Чудищами, по мнению бабы Кати, были населены и многоэтажные городские дома, и подвалы, и лифтовые шахты, и школы, и поликлиники, и общественный транспорт, и даже магазины, откуда, казалось бы, звон монет и свирепые выкрики продавщиц должны были навсегда изгнать все потустороннее. Обитатели безумного бабы-Катиного мира роились в нем густо, как пчелы.
– Вот ходишь по одной дороге часто – примечай, если кто тебе каждый раз навстречу попадается. Как идешь – он там. Тетенька, а может ребятеночек, а может кошечка, – бормотала, улыбаясь, баба Катя.
– А тетенька, может, там просто живет, – сомневалась Аня, вспоминая ярко раскрашенную алым и черным даму в шляпе, которая всегда, всегда попадалась им с мамой по пути в магазин.

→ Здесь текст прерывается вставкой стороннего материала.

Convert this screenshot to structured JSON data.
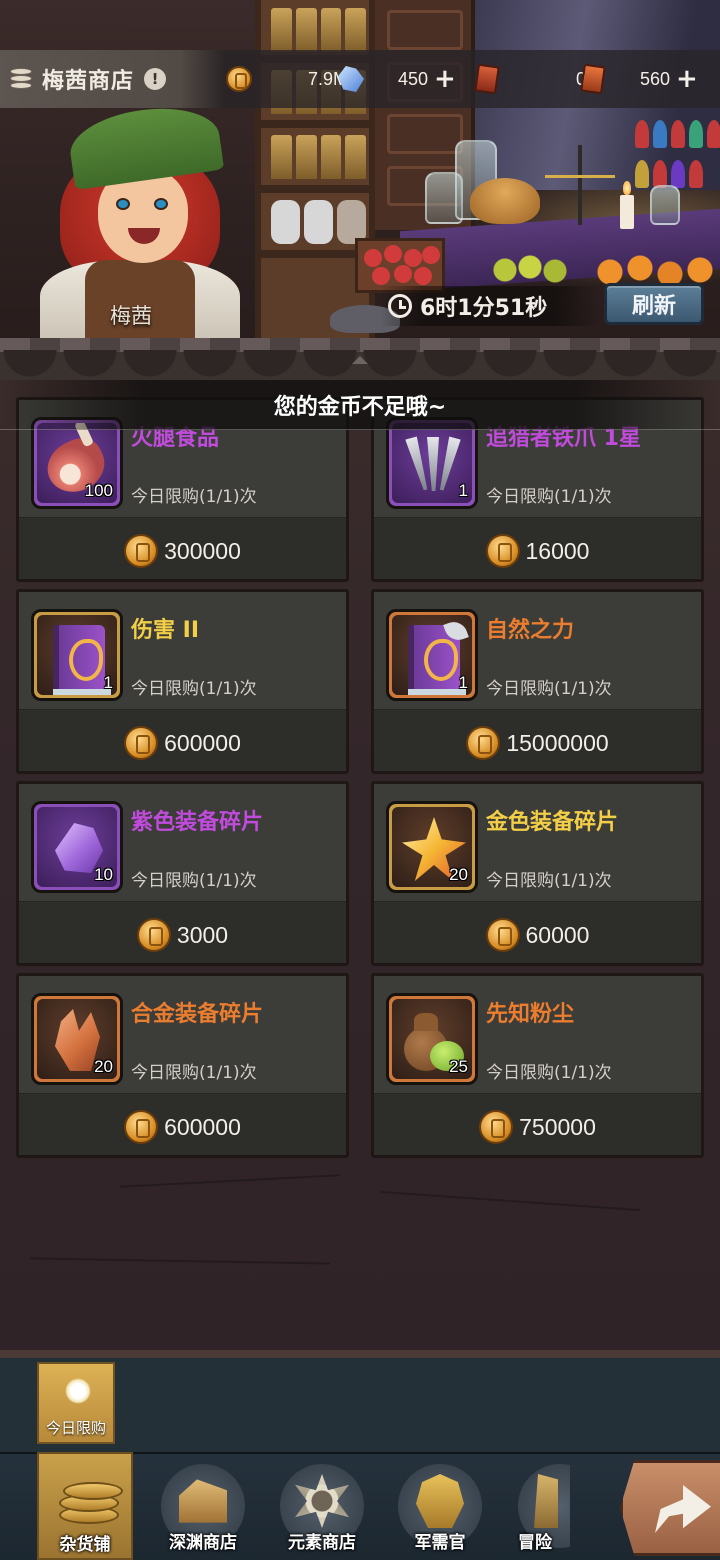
{
  "shop": {
    "title": "梅茜商店",
    "keeper_name": "梅茜",
    "timer": "6时1分51秒",
    "refresh_label": "刷新",
    "toast": "您的金币不足哦~"
  },
  "resources": [
    {
      "icon": "gold-coin-icon",
      "value": "7.9M",
      "has_plus": false
    },
    {
      "icon": "crystal-icon",
      "value": "450",
      "has_plus": true,
      "plus": "+"
    },
    {
      "icon": "ticket-icon",
      "value": "0",
      "has_plus": false
    },
    {
      "icon": "ticket-icon",
      "value": "560",
      "has_plus": true,
      "plus": "+"
    }
  ],
  "items": [
    {
      "name": "火腿食品",
      "qty": "100",
      "limit": "今日限购(1/1)次",
      "price": "300000",
      "rarity": "purple",
      "icon": "ham-icon"
    },
    {
      "name": "追猎者铁爪 1星",
      "qty": "1",
      "limit": "今日限购(1/1)次",
      "price": "16000",
      "rarity": "purple",
      "icon": "claw-icon"
    },
    {
      "name": "伤害 II",
      "qty": "1",
      "limit": "今日限购(1/1)次",
      "price": "600000",
      "rarity": "gold",
      "icon": "spellbook-icon"
    },
    {
      "name": "自然之力",
      "qty": "1",
      "limit": "今日限购(1/1)次",
      "price": "15000000",
      "rarity": "orange",
      "icon": "spellbook-leaf-icon"
    },
    {
      "name": "紫色装备碎片",
      "qty": "10",
      "limit": "今日限购(1/1)次",
      "price": "3000",
      "rarity": "purple",
      "icon": "purple-shard-icon"
    },
    {
      "name": "金色装备碎片",
      "qty": "20",
      "limit": "今日限购(1/1)次",
      "price": "60000",
      "rarity": "gold",
      "icon": "gold-shard-icon"
    },
    {
      "name": "合金装备碎片",
      "qty": "20",
      "limit": "今日限购(1/1)次",
      "price": "600000",
      "rarity": "orange",
      "icon": "alloy-shard-icon"
    },
    {
      "name": "先知粉尘",
      "qty": "25",
      "limit": "今日限购(1/1)次",
      "price": "750000",
      "rarity": "orange",
      "icon": "prophet-dust-icon"
    }
  ],
  "subtabs": [
    {
      "label": "今日限购",
      "icon": "sun-icon"
    }
  ],
  "nav": [
    {
      "label": "杂货铺",
      "icon": "coin-stack-icon",
      "active": true
    },
    {
      "label": "深渊商店",
      "icon": "abyss-shop-icon",
      "active": false
    },
    {
      "label": "元素商店",
      "icon": "element-shop-icon",
      "active": false
    },
    {
      "label": "军需官",
      "icon": "quartermaster-icon",
      "active": false
    },
    {
      "label": "冒险",
      "icon": "adventure-icon",
      "active": false
    }
  ],
  "colors": {
    "purple": "#c04bdc",
    "gold": "#f3cf48",
    "orange": "#eb7d2f",
    "refresh_button": "#4a6a84",
    "nav_active": "#c9a04a"
  }
}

– Может, и просто живет, – легко соглашалась баба Катя и цокала языком: левая косичка у Ани вышла толще правой, придется переплетать. – А может, и не просто.
– А тогда это кто?..
– А так – от места. От места взялся, и только тут ему и живется, уйти не может. Этих не бойся. Им смотреть надо во все глаза, что на их месте творится – на том и держатся. Увидит, скажем, как гостя желанного обняли, или как в морду дали кому-нибудь – на полгода вперед наестся.